- Born: 1956 Guangzhou, China
- Died: 1 December 2014 (aged 57–58) Guangzhou, China
- Occupation: Luthier
- Known for: Violin making; first Chinese gold medalist at the Violin Society of America international competition

= Ming-Jiang Zhu =

Chinese violin maker (1956–2014)

Ming-Jiang Zhu (朱明江; 1956 – 1 December 2014) was a Chinese luthier based in Guangzhou. He was the first violin maker from China to win a gold medal at the Violin Society of America (VSA) international making competition, and over his career received twenty-one awards at that competition, including two gold medals for violin. In 2014 he was given the title "Master of Chinese Violin Making" by the China National Light Industry Council.

== Early life and training ==
Zhu was born in Guangzhou in 1956 to parents who worked as accountants, and grew up without exposure to the violin. Between 1974 and 1976, during the Cultural Revolution, he was sent to do agricultural labour at Wanqingsha in Panyu, south of Guangzhou.
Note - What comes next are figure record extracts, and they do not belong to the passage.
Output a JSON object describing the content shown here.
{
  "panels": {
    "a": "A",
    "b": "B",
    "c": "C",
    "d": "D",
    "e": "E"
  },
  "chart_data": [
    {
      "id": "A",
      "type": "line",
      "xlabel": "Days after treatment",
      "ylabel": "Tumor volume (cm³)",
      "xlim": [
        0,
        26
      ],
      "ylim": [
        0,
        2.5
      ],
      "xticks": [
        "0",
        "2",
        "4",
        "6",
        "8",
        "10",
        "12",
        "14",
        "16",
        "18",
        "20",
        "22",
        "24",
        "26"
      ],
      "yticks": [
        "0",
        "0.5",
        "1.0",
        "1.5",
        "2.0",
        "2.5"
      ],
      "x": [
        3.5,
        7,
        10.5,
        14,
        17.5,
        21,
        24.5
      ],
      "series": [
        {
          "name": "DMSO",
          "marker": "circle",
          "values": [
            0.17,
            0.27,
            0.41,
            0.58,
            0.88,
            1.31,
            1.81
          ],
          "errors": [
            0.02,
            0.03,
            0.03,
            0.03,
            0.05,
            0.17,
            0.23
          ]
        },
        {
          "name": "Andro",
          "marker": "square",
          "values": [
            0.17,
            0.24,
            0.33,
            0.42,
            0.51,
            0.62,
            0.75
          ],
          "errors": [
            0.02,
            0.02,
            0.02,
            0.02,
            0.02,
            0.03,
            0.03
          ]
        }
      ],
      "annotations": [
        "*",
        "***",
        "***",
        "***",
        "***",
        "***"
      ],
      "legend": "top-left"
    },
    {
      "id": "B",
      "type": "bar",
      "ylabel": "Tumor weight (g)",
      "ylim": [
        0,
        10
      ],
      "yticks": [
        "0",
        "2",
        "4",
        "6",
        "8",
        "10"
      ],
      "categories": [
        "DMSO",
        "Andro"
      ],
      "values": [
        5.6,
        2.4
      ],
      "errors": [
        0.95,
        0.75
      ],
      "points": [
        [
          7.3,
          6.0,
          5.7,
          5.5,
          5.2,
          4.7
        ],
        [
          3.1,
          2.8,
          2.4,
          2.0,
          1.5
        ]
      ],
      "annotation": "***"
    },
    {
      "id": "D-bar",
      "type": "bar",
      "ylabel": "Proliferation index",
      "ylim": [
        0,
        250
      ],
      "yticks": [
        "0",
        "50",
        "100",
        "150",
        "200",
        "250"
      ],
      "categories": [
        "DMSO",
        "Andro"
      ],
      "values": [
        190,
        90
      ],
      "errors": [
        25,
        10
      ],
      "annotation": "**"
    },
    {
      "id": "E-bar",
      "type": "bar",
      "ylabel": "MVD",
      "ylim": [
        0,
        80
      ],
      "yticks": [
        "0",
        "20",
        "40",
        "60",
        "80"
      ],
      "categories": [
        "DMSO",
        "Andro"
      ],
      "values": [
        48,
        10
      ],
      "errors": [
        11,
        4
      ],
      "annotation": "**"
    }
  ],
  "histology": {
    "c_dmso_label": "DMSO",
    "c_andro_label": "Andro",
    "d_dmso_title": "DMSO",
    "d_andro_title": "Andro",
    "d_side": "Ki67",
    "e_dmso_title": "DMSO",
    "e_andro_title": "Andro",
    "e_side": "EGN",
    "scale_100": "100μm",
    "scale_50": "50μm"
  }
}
In 1976 he was admitted to the newly established Guangzhou violin-making school, where he studied under the makers Xu Fu and Liang Guohui. After graduating he worked at the Guangzhou Musical Instrument Research Institute, continuing his studies under Liang.

== Career and workshop ==
In 1991 Zhu left his state employment and set up a small workshop in his home, which later expanded into a company in Guangzhou. His instruments are made after the patterns of Stradivari and Guarneri, using seasoned European spruce and maple finished with a hand-applied oil varnish.

== International awards ==
Zhu first entered the VSA international violin-making competition in 1986, receiving a certificate of merit for workmanship. By 2014 he had won twenty-one awards at the competition across the violin and viola categories, including two gold medals for violin (1994 and 2006) and two silver medals. His work was the subject of a 1997 profile in Time titled "They're Made Where?" His competition entries were also listed by the British magazine The Strad.

== Honours and positions ==
In 2008 Zhu was admitted as a member of the Entente Internationale des Maîtres-luthiers et Archetiers d'Art (EILA). In 2010 he was named a National Model Worker by the State Council of China, and served as a judge at the first China International Violin Making Competition held in Beijing. He held positions with the China Musical Instrument Association. In 2014 the China National Light Industry Council awarded him the title "Master of Chinese Violin Making".

== Death ==
Zhu died in Guangzhou on 1 December 2014, aged 58.

== Legacy ==
Zhu is regarded, together with Haide Lin and Scott Cao, as a representative of the Guangzhou tradition of violin making, the three having trained in the lineage of Xu Fu and Liang Guohui. Several of his students, including Qiao-Ming Tan, Shao Chen and Wei-Xian Zhu, have themselves won awards at international violin-making competitions. The workshop he founded continued to operate after his death.